In recent years, deep learning has shown promise in automating heart-sound classification. Although this approach is fast, non-invasive, and cost-effective, its diagnostic accuracy still mainly depends on the clinician's expertise, making it particularly challenging to detect rare or complex conditions. This study is motivated by two key concerns in the field of heart-sound classification. First, we observed that automatic heart-sound segmentation algorithms-commonly used for data augmentation-produce varying outcomes, raising concerns about the accuracy of both the segmentation process and the resulting classification performance. Second, we noticed inconsistent accuracy scores across different pretrained models, prompting the need for interpretable explanations to validate these results. We argue that without interpretability to support reported metrics, accuracy scores can be misleading because of ambiguity in how training data interact with pretrained models. Specifically, it remains unclear whether these models classify spectrogram images-generated from heart-sound signals-in a way that aligns with clinical reasoning, where experts focus on specific components of the heart cycle, such as S1, systole, S2, and diastole. To address this, we applied explainable AI (XAI) techniques with two primary objectives: (1) to assess whether the model truly focuses on clinically relevant features, thereby allowing classification results to be verified and trusted, and (2) to investigate whether incorporating attention mechanisms can improve both the performance and the model's focus on meaningful segments of the signal. To the best of our knowledge, this is the first study conducted on a manually segmented dataset, which objectively evaluates the model's behavior using XAI and explores performance enhancement by combining attention mechanisms with pretrained models. We employ the Grad-CAM method to visualize the model's attention and gain insights into the decision-making process. The experimental results show that integrating multi-head attention significantly improves both the classification accuracy and interpretability. Notably, ResNet50 with multi-head attention achieved an accuracy of 97.3%, outperforming those of both the baseline and SE-enhanced models. Moreover, the mean intersection over union (mIoU) for interpretability increased from 75.7% to 82.0%, indicating the model's improved focus on diagnostically relevant regions.

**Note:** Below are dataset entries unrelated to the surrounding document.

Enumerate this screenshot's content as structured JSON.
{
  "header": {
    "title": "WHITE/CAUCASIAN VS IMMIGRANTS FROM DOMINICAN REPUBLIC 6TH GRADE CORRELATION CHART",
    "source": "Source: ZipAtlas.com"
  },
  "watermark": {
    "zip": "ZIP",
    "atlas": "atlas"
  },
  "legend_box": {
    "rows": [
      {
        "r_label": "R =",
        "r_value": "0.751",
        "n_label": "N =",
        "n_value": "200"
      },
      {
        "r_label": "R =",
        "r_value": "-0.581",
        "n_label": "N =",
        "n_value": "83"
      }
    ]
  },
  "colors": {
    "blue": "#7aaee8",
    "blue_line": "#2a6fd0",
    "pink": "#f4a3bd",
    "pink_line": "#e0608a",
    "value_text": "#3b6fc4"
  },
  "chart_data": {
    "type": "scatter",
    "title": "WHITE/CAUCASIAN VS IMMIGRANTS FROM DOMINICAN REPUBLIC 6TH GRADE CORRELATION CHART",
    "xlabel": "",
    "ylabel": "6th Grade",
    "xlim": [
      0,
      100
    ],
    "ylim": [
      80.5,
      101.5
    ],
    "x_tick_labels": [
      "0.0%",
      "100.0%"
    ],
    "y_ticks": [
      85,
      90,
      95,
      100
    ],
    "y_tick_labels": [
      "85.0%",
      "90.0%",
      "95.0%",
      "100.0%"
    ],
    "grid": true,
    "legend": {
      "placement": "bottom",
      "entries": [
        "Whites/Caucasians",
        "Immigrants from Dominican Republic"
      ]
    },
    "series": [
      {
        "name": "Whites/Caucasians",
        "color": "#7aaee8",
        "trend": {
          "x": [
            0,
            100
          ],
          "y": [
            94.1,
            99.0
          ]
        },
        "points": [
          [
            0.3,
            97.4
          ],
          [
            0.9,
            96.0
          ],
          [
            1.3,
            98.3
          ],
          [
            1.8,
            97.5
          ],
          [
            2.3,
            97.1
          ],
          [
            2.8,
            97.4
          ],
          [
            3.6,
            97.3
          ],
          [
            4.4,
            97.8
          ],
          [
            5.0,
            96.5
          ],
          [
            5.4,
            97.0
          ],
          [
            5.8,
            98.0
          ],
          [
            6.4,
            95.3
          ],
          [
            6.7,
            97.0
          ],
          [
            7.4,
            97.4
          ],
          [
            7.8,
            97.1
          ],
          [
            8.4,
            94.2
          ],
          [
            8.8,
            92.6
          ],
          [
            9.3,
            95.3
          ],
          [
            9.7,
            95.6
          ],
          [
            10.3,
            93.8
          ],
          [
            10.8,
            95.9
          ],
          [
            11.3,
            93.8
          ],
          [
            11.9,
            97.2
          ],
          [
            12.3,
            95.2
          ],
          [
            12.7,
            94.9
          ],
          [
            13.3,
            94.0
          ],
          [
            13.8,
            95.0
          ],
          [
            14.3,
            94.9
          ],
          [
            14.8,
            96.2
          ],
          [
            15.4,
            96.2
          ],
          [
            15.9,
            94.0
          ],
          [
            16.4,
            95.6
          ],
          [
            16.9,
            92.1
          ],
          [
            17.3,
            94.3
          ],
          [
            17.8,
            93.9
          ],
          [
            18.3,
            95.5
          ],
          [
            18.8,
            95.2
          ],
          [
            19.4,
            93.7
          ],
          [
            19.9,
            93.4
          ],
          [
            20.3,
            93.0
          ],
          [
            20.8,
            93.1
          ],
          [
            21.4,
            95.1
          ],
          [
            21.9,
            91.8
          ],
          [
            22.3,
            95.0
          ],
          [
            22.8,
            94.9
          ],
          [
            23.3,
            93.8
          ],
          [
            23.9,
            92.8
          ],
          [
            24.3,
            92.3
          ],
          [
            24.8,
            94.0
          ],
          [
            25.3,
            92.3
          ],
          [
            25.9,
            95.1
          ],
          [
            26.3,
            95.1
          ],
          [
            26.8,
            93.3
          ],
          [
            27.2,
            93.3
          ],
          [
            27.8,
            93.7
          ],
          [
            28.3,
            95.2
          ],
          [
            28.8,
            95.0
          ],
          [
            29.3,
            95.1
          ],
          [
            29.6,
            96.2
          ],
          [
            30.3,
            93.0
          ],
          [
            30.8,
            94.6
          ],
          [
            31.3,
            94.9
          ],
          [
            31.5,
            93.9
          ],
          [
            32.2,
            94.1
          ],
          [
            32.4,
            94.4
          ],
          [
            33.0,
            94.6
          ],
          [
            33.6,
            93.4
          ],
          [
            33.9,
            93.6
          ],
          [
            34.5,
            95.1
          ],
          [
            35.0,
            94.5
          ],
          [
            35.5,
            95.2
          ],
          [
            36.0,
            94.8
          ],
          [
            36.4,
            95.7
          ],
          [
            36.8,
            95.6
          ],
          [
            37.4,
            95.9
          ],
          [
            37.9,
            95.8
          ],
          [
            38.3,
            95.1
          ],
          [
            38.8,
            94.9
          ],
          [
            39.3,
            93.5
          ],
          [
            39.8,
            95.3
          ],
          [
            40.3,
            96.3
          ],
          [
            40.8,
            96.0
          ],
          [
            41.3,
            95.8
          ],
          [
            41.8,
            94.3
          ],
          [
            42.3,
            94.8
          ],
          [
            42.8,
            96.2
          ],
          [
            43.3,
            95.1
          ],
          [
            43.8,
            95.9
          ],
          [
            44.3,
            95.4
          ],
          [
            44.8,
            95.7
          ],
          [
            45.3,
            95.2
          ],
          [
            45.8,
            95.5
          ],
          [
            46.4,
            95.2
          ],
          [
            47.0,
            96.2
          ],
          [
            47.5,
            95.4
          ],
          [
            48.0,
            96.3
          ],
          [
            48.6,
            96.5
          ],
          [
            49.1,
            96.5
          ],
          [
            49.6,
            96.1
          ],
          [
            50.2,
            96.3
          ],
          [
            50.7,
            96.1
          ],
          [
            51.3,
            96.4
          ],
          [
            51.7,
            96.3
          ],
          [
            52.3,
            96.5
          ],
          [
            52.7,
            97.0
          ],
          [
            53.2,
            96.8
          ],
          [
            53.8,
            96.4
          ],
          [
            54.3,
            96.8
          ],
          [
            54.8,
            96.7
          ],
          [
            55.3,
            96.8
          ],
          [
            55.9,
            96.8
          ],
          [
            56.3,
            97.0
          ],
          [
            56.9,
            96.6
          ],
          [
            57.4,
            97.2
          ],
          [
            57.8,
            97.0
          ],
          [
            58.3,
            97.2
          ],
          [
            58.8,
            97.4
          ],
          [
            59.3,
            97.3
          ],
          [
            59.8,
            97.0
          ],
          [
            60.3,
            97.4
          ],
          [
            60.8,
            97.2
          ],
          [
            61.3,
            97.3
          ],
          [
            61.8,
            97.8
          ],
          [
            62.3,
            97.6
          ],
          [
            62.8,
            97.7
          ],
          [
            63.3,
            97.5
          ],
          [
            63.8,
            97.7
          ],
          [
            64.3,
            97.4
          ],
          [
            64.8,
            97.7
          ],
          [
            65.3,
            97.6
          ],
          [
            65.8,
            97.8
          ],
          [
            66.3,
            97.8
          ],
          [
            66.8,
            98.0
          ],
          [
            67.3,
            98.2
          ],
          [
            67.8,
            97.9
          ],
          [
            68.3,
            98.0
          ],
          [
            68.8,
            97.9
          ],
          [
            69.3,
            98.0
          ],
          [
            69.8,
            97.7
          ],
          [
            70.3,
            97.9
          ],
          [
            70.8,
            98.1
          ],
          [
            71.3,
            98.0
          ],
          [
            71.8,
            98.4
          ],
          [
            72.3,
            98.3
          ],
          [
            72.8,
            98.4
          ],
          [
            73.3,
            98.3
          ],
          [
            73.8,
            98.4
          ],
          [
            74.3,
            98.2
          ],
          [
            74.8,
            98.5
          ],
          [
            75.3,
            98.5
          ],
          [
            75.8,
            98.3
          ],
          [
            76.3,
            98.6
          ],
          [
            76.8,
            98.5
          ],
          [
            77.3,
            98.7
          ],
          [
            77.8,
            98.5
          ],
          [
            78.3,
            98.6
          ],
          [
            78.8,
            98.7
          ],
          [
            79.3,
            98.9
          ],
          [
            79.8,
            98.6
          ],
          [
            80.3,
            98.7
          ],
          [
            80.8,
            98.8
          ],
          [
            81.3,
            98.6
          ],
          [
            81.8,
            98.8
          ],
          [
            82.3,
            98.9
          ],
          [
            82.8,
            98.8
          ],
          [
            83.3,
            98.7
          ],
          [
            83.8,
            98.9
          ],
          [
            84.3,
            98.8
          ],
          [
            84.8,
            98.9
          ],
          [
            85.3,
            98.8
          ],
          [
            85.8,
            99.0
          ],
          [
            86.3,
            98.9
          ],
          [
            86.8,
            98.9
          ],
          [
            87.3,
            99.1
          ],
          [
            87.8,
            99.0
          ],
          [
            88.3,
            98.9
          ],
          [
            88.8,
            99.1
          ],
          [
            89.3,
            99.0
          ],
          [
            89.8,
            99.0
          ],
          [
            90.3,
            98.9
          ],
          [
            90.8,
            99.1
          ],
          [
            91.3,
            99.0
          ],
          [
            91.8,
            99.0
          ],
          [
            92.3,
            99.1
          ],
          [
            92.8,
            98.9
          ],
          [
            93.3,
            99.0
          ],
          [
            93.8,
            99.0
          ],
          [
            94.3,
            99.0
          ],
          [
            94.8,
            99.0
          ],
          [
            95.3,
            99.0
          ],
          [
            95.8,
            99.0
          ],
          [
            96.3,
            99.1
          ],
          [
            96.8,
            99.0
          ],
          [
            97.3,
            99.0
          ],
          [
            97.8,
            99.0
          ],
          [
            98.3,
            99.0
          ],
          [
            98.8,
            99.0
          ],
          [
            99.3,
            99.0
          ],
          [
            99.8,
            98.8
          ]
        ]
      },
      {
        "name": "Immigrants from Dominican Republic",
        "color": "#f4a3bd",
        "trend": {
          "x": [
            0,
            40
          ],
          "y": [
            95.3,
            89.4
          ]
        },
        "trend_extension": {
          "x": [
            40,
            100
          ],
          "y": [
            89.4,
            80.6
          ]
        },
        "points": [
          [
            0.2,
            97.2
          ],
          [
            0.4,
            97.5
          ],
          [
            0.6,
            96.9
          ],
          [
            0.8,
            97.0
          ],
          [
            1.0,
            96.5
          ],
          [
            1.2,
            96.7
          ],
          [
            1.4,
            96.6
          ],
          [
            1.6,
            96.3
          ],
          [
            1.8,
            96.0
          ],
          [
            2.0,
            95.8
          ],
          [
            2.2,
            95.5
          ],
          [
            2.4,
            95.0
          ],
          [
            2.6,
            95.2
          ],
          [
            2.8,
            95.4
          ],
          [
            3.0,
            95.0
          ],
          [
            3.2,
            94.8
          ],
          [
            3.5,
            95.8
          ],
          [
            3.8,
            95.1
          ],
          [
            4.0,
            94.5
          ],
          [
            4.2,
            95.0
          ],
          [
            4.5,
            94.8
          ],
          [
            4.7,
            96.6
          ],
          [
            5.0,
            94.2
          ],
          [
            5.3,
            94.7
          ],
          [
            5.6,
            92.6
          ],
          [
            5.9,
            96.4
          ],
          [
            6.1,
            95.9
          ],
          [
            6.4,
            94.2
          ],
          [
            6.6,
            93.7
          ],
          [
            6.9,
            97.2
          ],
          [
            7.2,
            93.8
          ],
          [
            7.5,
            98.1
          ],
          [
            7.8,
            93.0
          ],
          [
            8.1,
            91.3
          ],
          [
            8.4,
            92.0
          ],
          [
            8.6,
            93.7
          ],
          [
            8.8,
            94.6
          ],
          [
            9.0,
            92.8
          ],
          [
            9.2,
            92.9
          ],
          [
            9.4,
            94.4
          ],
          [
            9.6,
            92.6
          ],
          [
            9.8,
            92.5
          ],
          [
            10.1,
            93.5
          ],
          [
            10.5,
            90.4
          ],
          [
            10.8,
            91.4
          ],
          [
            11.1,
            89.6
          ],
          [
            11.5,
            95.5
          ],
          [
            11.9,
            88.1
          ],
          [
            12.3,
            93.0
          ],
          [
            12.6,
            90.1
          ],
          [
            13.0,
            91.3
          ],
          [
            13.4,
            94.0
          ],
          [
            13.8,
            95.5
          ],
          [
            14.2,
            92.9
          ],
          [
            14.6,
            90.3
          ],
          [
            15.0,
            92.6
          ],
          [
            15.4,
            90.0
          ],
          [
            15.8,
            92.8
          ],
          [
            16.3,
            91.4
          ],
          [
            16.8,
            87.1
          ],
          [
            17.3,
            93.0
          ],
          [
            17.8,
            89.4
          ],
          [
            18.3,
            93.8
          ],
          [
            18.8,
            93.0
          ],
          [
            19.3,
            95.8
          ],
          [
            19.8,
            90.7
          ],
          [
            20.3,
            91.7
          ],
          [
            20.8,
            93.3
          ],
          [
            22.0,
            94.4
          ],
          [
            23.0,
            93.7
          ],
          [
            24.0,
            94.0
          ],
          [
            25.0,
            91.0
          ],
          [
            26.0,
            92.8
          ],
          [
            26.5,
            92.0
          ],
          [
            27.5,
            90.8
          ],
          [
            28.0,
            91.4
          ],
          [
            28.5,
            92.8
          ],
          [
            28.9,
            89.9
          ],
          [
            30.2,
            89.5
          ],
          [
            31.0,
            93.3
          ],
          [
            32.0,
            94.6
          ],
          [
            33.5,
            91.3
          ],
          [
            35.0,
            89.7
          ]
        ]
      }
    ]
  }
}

近年来,深度学习在实现心音分类自动化方面展现出了潜力。尽管这种方法快速、无创且具有成本效益,但其诊断准确性仍主要依赖于临床医生的专业知识,这使得检测罕见或复杂病症极具挑战性。本研究受到心音分类领域两个关键问题的推动。首先,我们观察到常用于数据增强的自动心音分割算法产生的结果各不相同,这引发了对分割过程准确性以及由此产生的分类性能的担忧。其次,我们注意到不同预训练模型的准确率得分不一致,这促使需要可解释的解释来验证这些结果。我们认为,如果没有可解释性来支持所报告的指标,准确率得分可能会产生误导,因为训练数据与预训练模型的交互方式存在模糊性。具体而言,目前尚不清楚这些模型对从心音信号生成的频谱图图像进行分类的方式是否与临床推理一致,临床专家关注心动周期的特定组成部分,如S1、收缩期、S2和舒张期。为了解决这个问题,我们应用了可解释人工智能(XAI)技术,主要有两个目标:(1)评估模型是否真正关注临床相关特征,从而使分类结果能够得到验证和信任;(2)研究纳入注意力机制是否能提高性能以及模型对信号有意义片段的关注程度。据我们所知,这是第一项在手动分割数据集上进行的研究,该研究使用XAI客观评估模型的行为,并探索通过将注意力机制与预训练模型相结合来提高性能。我们采用Grad-CAM方法来可视化模型的注意力,并深入了解决策过程。实验结果表明,集成多头注意力显著提高了分类准确率和可解释性。值得注意的是,带有多头注意力的ResNet50实现了97.3%的准确率,优于基线模型和SE增强模型。此外,可解释性的平均交并比(mIoU)从75.7%提高到了82.0%,表明模型对诊断相关区域的关注有所改善。